Le viager, mode d'emploi :
Crédirentier et débirentier
La vente en viager va mettre en relation un vendeur
et un acquéreur: le vendeur est appelé le «
crédirentier », car il est créditeur de la rente
viagère, alors que l'acheteur, débiteur de la rente,
est appelé le « débirentier ». Quant aux
sommes correspondant au paiement de la rente, elles sont appelées
« arrérages ».
Viager libre ou occupé
Lorsqu'ils concluent une vente en viager, le vendeur
et l'acquéreur peuvent convenir d'un viager libre ou d’un
viager occupé.
Viager libre
Dans cette hypothèse, l'acquéreur
ou débirentier dispose entièrement du bien: il peut
l'occuper ou le donner en location, comme bon lui semble.
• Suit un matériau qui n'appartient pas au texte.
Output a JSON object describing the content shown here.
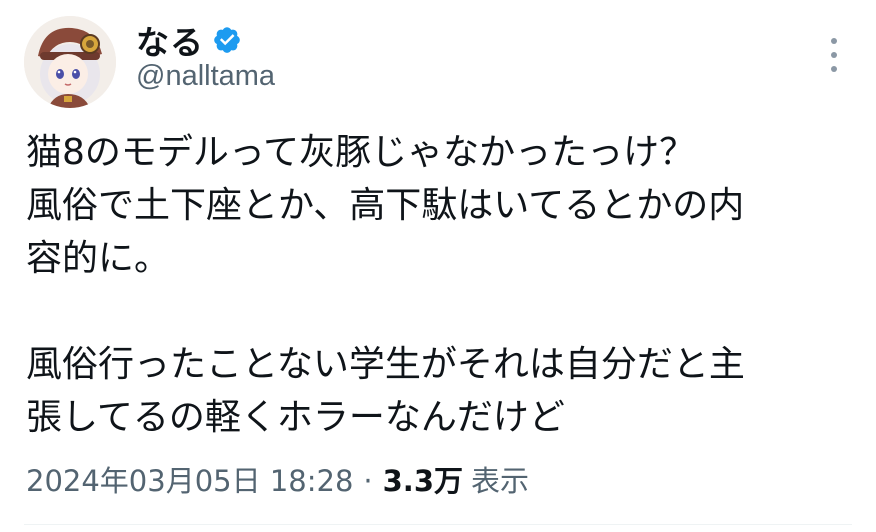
{
  "author": {
    "display_name": "なる",
    "handle": "@nalltama",
    "verified": true,
    "verified_color": "#1d9bf0"
  },
  "tweet": {
    "text": "猫8のモデルって灰豚じゃなかったっけ？\n風俗で土下座とか、高下駄はいてるとかの内\n容的に。\n\n風俗行ったことない学生がそれは自分だと主\n張してるの軽くホラーなんだけど"
  },
  "meta": {
    "timestamp": "2024年03月05日 18:28",
    "separator": "·",
    "views_count": "3.3万",
    "views_label": "表示"
  },
  "icons": {
    "more": "more-vertical-icon",
    "verified": "verified-badge-icon"
  }
}
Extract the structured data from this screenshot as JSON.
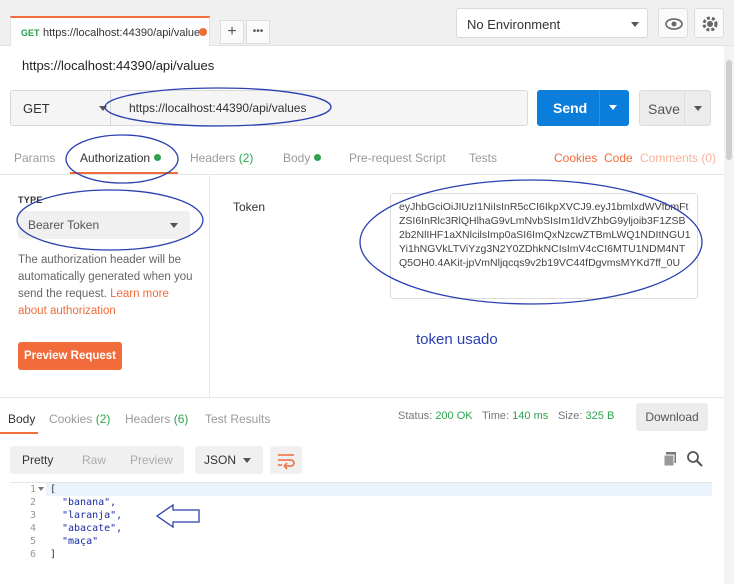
{
  "tab": {
    "method": "GET",
    "url": "https://localhost:44390/api/value"
  },
  "tab_actions": {
    "new_tab": "+",
    "more": "•••"
  },
  "environment": {
    "selected": "No Environment"
  },
  "request": {
    "title": "https://localhost:44390/api/values",
    "method": "GET",
    "url": "https://localhost:44390/api/values",
    "send_label": "Send",
    "save_label": "Save"
  },
  "request_tabs": {
    "params": "Params",
    "authorization": "Authorization",
    "headers": "Headers",
    "headers_count": "(2)",
    "body": "Body",
    "prerequest": "Pre-request Script",
    "tests": "Tests",
    "cookies": "Cookies",
    "code": "Code",
    "comments": "Comments (0)"
  },
  "auth": {
    "type_label": "TYPE",
    "type_value": "Bearer Token",
    "description": "The authorization header will be automatically generated when you send the request.",
    "learn_more": "Learn more about authorization",
    "preview_button": "Preview Request",
    "token_label": "Token",
    "token_value": "eyJhbGciOiJIUzI1NiIsInR5cCI6IkpXVCJ9.eyJ1bmlxdWVfbmFtZSI6InRlc3RlQHlhaG9vLmNvbSIsIm1ldVZhbG9yljoib3F1ZSB2b2NlIHF1aXNlcilsImp0aSI6ImQxNzcwZTBmLWQ1NDItNGU1Yi1hNGVkLTViYzg3N2Y0ZDhkNCIsImV4cCI6MTU1NDM4NTQ5OH0.4AKit-jpVmNljqcqs9v2b19VC44fDgvmsMYKd7ff_0U"
  },
  "annotation": {
    "text": "token usado"
  },
  "response_tabs": {
    "body": "Body",
    "cookies": "Cookies",
    "cookies_count": "(2)",
    "headers": "Headers",
    "headers_count": "(6)",
    "test_results": "Test Results"
  },
  "response_status": {
    "status_label": "Status:",
    "status_value": "200 OK",
    "time_label": "Time:",
    "time_value": "140 ms",
    "size_label": "Size:",
    "size_value": "325 B",
    "download_label": "Download"
  },
  "view_modes": {
    "pretty": "Pretty",
    "raw": "Raw",
    "preview": "Preview",
    "format": "JSON"
  },
  "response_lines": [
    {
      "num": "1",
      "text": "["
    },
    {
      "num": "2",
      "text": "\"banana\","
    },
    {
      "num": "3",
      "text": "\"laranja\","
    },
    {
      "num": "4",
      "text": "\"abacate\","
    },
    {
      "num": "5",
      "text": "\"maça\""
    },
    {
      "num": "6",
      "text": "]"
    }
  ],
  "colors": {
    "accent_orange": "#f26b3a",
    "send_blue": "#0b7ddb",
    "success_green": "#2ea44f",
    "annotation_blue": "#2b3fb0"
  }
}
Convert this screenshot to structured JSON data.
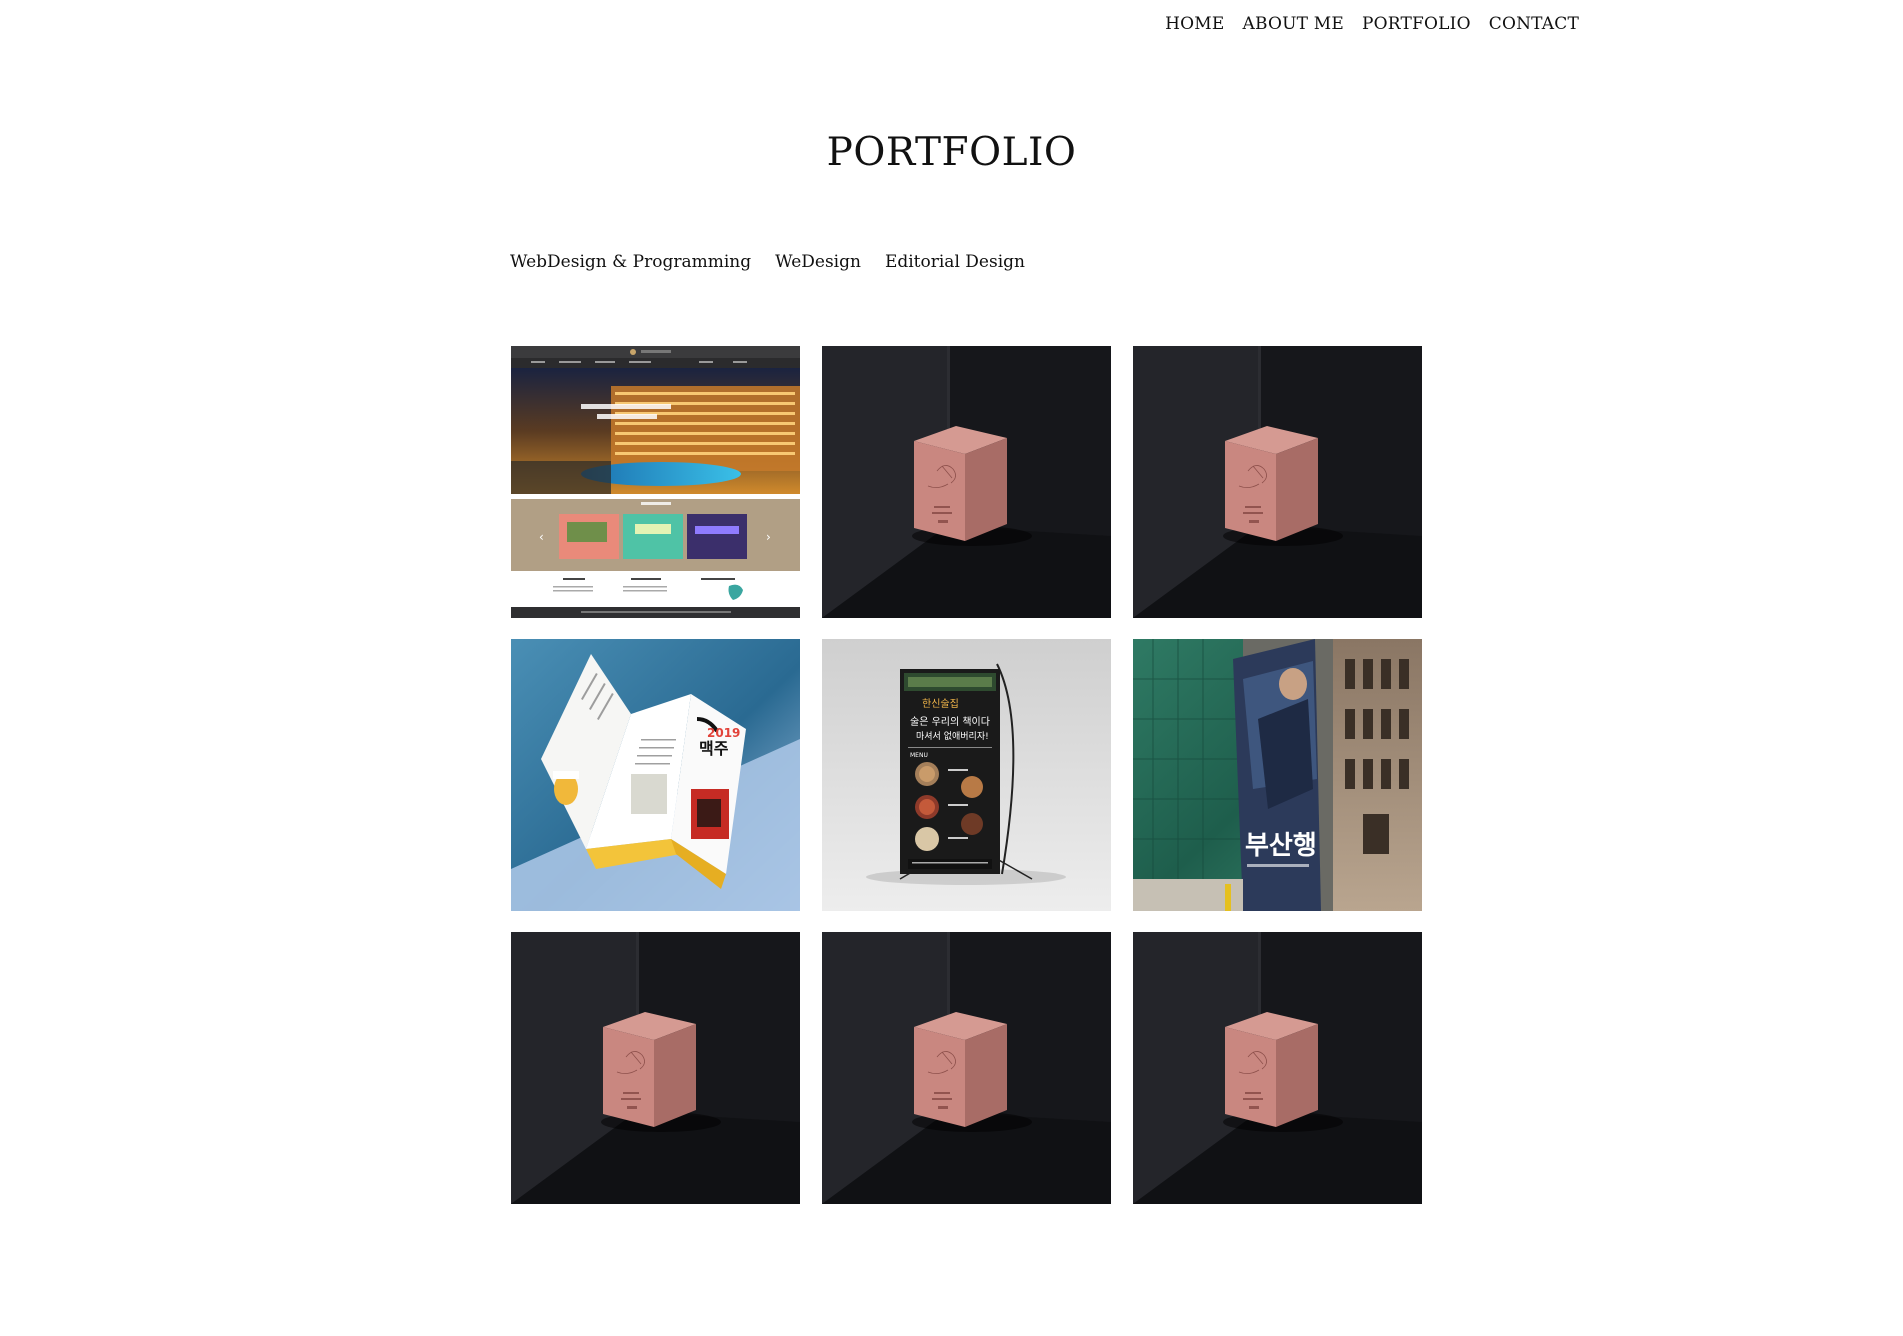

En contrepartie,
il est responsable et redevable de tous les travaux, charges et
frais d'entretien. Il paiera tous les impôts dus au titre
de propriétaire. |
|
Viager occupé
Lorsque le viager est dit « occupé
», le vendeur conserve la disposition du logement objet de
la vente et ce, jusqu'à son décès.
Il existe deux variantes du viager « occupé »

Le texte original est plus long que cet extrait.